I will skip ahead to the last company I worked for which was one of the first D2C (direct to consumer) media companies on the landscape called Topspin Media. Without getting too granular, our company built a platform that lived underneath said bands website, enabling them to bundle digital music with physical goods. It was the wild west at the time but I signed up dozens of artists to the platform. The one that stands out for me was a live performance by Lou Reed of Metal Machine Music which I don’t believe had ever been performed live, let alone recorded before this project. Of course, we lost Lou not too long after this was released. Magic... and loss.

Why did R.E.M. resonate so much with you and when did the band's run truly end for you? 

I think R.E.M. resonated with me so much because they were the first band I found that wasn’t something I nicked from my sister’s record collection or off the radio. I started to buy Trouser Press magazine around ‘80, ‘81 and back then quite a few came with flexi discs. I got an issue that had a flexi disc with “Wolves, Lower” on it before the EP “Chronic Town” came out, and from there it was off to the races for me with R.E.M. Things started to fade with the album “Document.” When they released “It's The End Of The World As We Know It” and then I was done and dusted by the album “Out of Time” with “Losing My Religion.” I figured the MTV generation could have them and I would move on to other bands.

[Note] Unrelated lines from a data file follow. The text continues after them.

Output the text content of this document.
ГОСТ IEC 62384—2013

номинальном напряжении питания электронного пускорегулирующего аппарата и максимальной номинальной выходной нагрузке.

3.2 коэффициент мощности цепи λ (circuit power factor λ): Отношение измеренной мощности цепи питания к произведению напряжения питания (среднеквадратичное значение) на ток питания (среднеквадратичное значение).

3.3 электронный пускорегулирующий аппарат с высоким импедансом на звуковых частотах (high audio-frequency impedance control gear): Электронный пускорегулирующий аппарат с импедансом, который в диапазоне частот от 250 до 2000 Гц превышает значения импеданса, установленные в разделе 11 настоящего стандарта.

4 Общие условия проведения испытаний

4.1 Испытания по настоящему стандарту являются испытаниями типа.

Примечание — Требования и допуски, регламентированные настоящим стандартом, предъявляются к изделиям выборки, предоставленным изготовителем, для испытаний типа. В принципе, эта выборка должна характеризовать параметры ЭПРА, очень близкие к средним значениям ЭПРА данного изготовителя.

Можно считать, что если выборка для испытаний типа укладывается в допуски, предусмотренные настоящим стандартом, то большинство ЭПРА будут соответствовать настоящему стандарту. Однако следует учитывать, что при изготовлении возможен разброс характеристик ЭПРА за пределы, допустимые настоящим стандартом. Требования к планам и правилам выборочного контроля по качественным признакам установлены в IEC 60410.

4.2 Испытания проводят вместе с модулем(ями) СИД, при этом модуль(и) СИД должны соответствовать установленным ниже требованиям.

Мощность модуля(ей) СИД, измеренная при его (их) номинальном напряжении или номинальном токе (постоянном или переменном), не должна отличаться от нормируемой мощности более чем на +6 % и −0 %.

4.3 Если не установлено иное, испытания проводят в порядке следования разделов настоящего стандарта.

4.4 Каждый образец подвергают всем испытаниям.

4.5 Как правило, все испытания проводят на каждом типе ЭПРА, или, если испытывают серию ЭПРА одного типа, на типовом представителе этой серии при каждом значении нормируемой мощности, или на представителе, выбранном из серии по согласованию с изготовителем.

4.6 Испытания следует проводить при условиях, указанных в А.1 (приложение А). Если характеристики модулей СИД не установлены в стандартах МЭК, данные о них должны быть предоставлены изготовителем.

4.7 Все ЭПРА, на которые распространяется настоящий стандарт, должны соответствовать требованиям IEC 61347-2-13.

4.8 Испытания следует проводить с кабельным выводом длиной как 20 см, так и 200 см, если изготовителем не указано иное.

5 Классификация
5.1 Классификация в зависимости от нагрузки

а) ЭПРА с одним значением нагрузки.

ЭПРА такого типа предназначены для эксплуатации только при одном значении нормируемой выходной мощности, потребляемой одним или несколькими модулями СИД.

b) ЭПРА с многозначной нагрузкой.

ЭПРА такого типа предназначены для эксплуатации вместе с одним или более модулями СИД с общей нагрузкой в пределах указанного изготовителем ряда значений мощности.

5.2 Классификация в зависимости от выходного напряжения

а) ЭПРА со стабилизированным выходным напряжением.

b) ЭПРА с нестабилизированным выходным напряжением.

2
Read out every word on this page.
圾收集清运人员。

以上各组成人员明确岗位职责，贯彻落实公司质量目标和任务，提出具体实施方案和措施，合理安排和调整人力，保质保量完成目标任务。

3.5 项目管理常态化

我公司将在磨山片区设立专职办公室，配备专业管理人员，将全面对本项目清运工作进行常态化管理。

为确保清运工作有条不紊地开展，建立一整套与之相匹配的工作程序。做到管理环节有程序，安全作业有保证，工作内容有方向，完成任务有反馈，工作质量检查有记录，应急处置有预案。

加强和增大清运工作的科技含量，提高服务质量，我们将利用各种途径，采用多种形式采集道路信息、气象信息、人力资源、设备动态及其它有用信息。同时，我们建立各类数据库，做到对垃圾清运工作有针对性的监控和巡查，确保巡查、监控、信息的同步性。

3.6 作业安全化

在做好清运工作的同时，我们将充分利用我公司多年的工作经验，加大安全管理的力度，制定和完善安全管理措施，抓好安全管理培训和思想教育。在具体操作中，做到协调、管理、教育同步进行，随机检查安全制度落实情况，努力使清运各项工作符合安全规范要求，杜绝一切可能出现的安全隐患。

What line of work are you in now and what do you like about it? 

Roundabout 1999, I bought a house in the Hudson Valley, met a lovely lady, had a kid and started thinking seriously about starting a small business on the side in Woodstock, New York so we wouldn’t have to commute back and forth to the city anymore. Then 9/11 happened, a lot changed overnight and that plan accelerated so we decided to open an outdoor specialty store (Cabin Fever Outfitters) that sold hiking and camping accoutrements, maps, books and the like.

We opened a second location in Rhinebeck in 2004, closed Woodstock and we’ve been here ever since. Personally, I can’t stand retail because in general I don’t like people very much. Haha! I jest (only slightly), but we’ve built a pretty sweet family-oriented small business and I love being my own boss, picking the stuff we sell and having the freedom to close early on a Saturday so I can travel across the river for my other job.

I’m the volunteer play-by-play commentator for our fourth tier, semi-pro soccer club, Kingston Stockade FC. It’s kinda like short season single-A minor league baseball used to be before the MLB restructured minor league baseball. There are six teams so home and home schedule means we play 10 games in May and June. We broadcast the five home games at www.stockadefc.com/live.

What do you want to see from your hockey coverage? 

Wow. First we had the elephant-in-the-room question and now here is the softball of all eephus-pitch questions. No, seriously, what I would like to see from my hockey coverage (are you listening Boston?) is exactly what you’re doing, Craig. Trusted journalism. Researched, comprehensive beyond the obvious coverage of the big club, the AHL club, draft previews, interviews with staff and ownership. Keep on keeping on, my friend. You’re doing a helluva job and I enjoy all of your coverage even though I am thousands of miles from AZ.